Сказал и поморщился. Слова отдавали мылодрамой. Но Рида пошлости не почувствовала.
— А я его не очень хорошо знала, — ответила она спокойно. — Понимаете, мы были в одной связке — два мастера иллюзий, учитель и ученик. Все его слабости, все червоточины — о, это я знала прекрасно. А вот как друга, просто как человека…
А теперь я все время пытаюсь вспомнить его настоящего и не могу. Кажется, после смерти человек становится совсем беспомощным перед иллюзией, перед чужими словами. Превращается просто в легенду о себе, в свои отражения в памяти близких. А отражения всегда отвратительно ненастоящие.
Ладно, хватит страдать, поздно уже. Гораздо интереснее сейчас другое: кто мог его убить?
Майкл едва не поперхнулся
— А вы думаете, его убили?
— Уверена. Вот только спрашиваю себя — кто? И не могу найти ответа. Знаете, как говорят здесь о гибели мастеров? «Мейнхеер Юзеф сыграл в смерть». Вот я и хочу знать: с кем он играл.
— У него были враги?
— Разумеется были. Более того, вместе с титулом он унаследовал всех моих врагов. Но никто из них не мог его убить.
— Объясните.
— Я еще не говорила с врачом, но думаю, он не нашел никаких признаков насильственной смерти.
— Рида, вы нарочно меня путаете?
Она покачала головой.
— Нет. Просто ломаюсь. Не могу решиться открыть вам еще одну местную тайну. Хотя вы с моей помощью влезли достаточно глубоко.
— Рида, можете думать обо мне что угодно, но предавать огласке женские тайны? Не забывайте, я был воспитан Марией Гравейн, и в нравственности не уступлю всем ее героиням. Именно героиням, потому что герои иногда поначалу мерзавцы… Но, серьезно говоря, я вижу, что у вас нешуточные проблемы. И буду рад помочь, хотя бы в виде стенки.
Она улыбнулась. В первый раз за сегодняшний вечер.

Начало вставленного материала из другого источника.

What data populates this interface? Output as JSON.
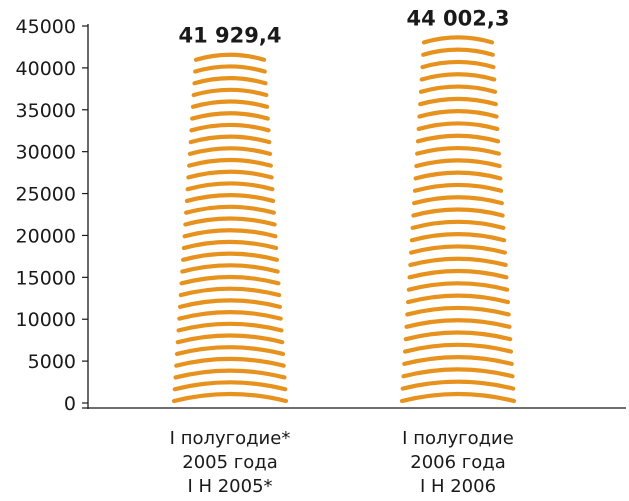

— Ну, хорошо. Так вот, суть в том, что Юзеф был мастером иллюзий. А мастер иллюзий — это человек, который способен создавать оптические, слуховые и прочие галлюцинации, а также манипулировать чужими сновидениями. Друг друга мастера обмануть не могут. Кстати, верить мне не обязательно.
— Не слабо, — признал Майкл. — А кто такой джокер?

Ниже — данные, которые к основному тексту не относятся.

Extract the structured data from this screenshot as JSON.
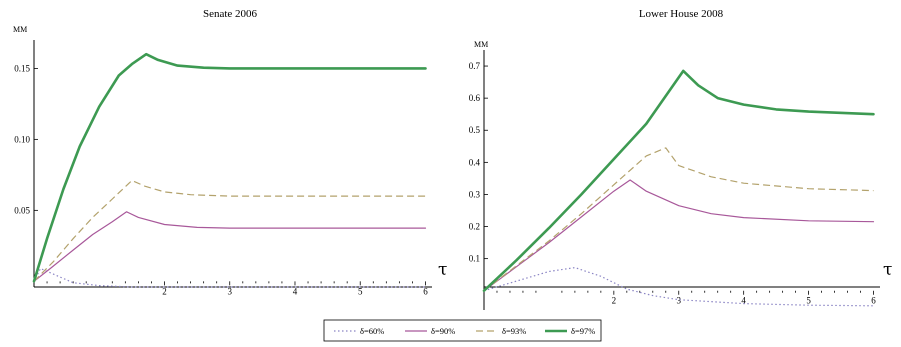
{
  "legend": {
    "items": [
      {
        "label": "δ=60%",
        "color": "#8a84c4",
        "dash": "1.5,2.5",
        "width": 1.2
      },
      {
        "label": "δ=90%",
        "color": "#a8589a",
        "dash": "",
        "width": 1.2
      },
      {
        "label": "δ=93%",
        "color": "#b3a26c",
        "dash": "7,4",
        "width": 1.2
      },
      {
        "label": "δ=97%",
        "color": "#3d9a52",
        "dash": "",
        "width": 2.6
      }
    ]
  },
  "chart_data": [
    {
      "type": "line",
      "title": "Senate 2006",
      "ylabel": "MM",
      "xlabel": "τ",
      "xlim": [
        0,
        6.1
      ],
      "ylim": [
        -0.004,
        0.17
      ],
      "xticks": [
        2,
        3,
        4,
        5,
        6
      ],
      "yticks": [
        0.05,
        0.1,
        0.15
      ],
      "ytick_labels": [
        "0.05",
        "0.10",
        "0.15"
      ],
      "series": [
        {
          "name": "δ=60%",
          "x": [
            0,
            0.1,
            0.3,
            0.6,
            1.0,
            1.5,
            2.0,
            3.0,
            4.0,
            5.0,
            6.0
          ],
          "y": [
            0,
            0.009,
            0.005,
            -0.001,
            -0.003,
            -0.004,
            -0.004,
            -0.004,
            -0.004,
            -0.004,
            -0.004
          ]
        },
        {
          "name": "δ=90%",
          "x": [
            0,
            0.25,
            0.6,
            0.9,
            1.2,
            1.42,
            1.6,
            2.0,
            2.5,
            3.0,
            4.0,
            5.0,
            6.0
          ],
          "y": [
            0,
            0.009,
            0.022,
            0.033,
            0.042,
            0.049,
            0.045,
            0.04,
            0.038,
            0.0375,
            0.0375,
            0.0375,
            0.0375
          ]
        },
        {
          "name": "δ=93%",
          "x": [
            0,
            0.3,
            0.6,
            0.9,
            1.2,
            1.5,
            1.7,
            2.0,
            2.4,
            3.0,
            4.0,
            5.0,
            6.0
          ],
          "y": [
            0,
            0.014,
            0.03,
            0.045,
            0.058,
            0.071,
            0.067,
            0.063,
            0.061,
            0.06,
            0.06,
            0.06,
            0.06
          ]
        },
        {
          "name": "δ=97%",
          "x": [
            0,
            0.2,
            0.45,
            0.7,
            1.0,
            1.3,
            1.5,
            1.72,
            1.9,
            2.2,
            2.6,
            3.0,
            4.0,
            5.0,
            6.0
          ],
          "y": [
            0,
            0.03,
            0.065,
            0.095,
            0.123,
            0.145,
            0.153,
            0.16,
            0.156,
            0.152,
            0.1505,
            0.15,
            0.15,
            0.15,
            0.15
          ]
        }
      ]
    },
    {
      "type": "line",
      "title": "Lower House 2008",
      "ylabel": "MM",
      "xlabel": "τ",
      "xlim": [
        0,
        6.1
      ],
      "ylim": [
        -0.06,
        0.75
      ],
      "xticks": [
        2,
        3,
        4,
        5,
        6
      ],
      "yticks": [
        0.1,
        0.2,
        0.3,
        0.4,
        0.5,
        0.6,
        0.7
      ],
      "ytick_labels": [
        "0.1",
        "0.2",
        "0.3",
        "0.4",
        "0.5",
        "0.6",
        "0.7"
      ],
      "series": [
        {
          "name": "δ=60%",
          "x": [
            0,
            0.5,
            1.0,
            1.4,
            1.8,
            2.2,
            2.6,
            3.0,
            4.0,
            5.0,
            6.0
          ],
          "y": [
            0,
            0.03,
            0.06,
            0.072,
            0.045,
            0.005,
            -0.015,
            -0.028,
            -0.04,
            -0.045,
            -0.047
          ]
        },
        {
          "name": "δ=90%",
          "x": [
            0,
            0.5,
            1.0,
            1.5,
            2.0,
            2.25,
            2.5,
            3.0,
            3.5,
            4.0,
            5.0,
            6.0
          ],
          "y": [
            0,
            0.075,
            0.15,
            0.23,
            0.31,
            0.345,
            0.31,
            0.265,
            0.24,
            0.228,
            0.218,
            0.215
          ]
        },
        {
          "name": "δ=93%",
          "x": [
            0,
            0.5,
            1.0,
            1.5,
            2.0,
            2.5,
            2.8,
            3.0,
            3.5,
            4.0,
            5.0,
            6.0
          ],
          "y": [
            0,
            0.078,
            0.155,
            0.24,
            0.33,
            0.42,
            0.445,
            0.39,
            0.355,
            0.335,
            0.318,
            0.312
          ]
        },
        {
          "name": "δ=97%",
          "x": [
            0,
            0.5,
            1.0,
            1.5,
            2.0,
            2.5,
            3.07,
            3.3,
            3.6,
            4.0,
            4.5,
            5.0,
            6.0
          ],
          "y": [
            0,
            0.095,
            0.195,
            0.3,
            0.41,
            0.52,
            0.685,
            0.64,
            0.6,
            0.58,
            0.565,
            0.558,
            0.55
          ]
        }
      ]
    }
  ]
}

— То же самое, просто это, скорее, внутрицеховое название. И если вы переварили первую информацию, вот вам следующая. Для того, чтобы создать иллюзию, мастер входит в особое пространство, становясь для обычных людей невидимым и неощутимым. Граница перехода на жаргоне джокеров называется Темной Завесой.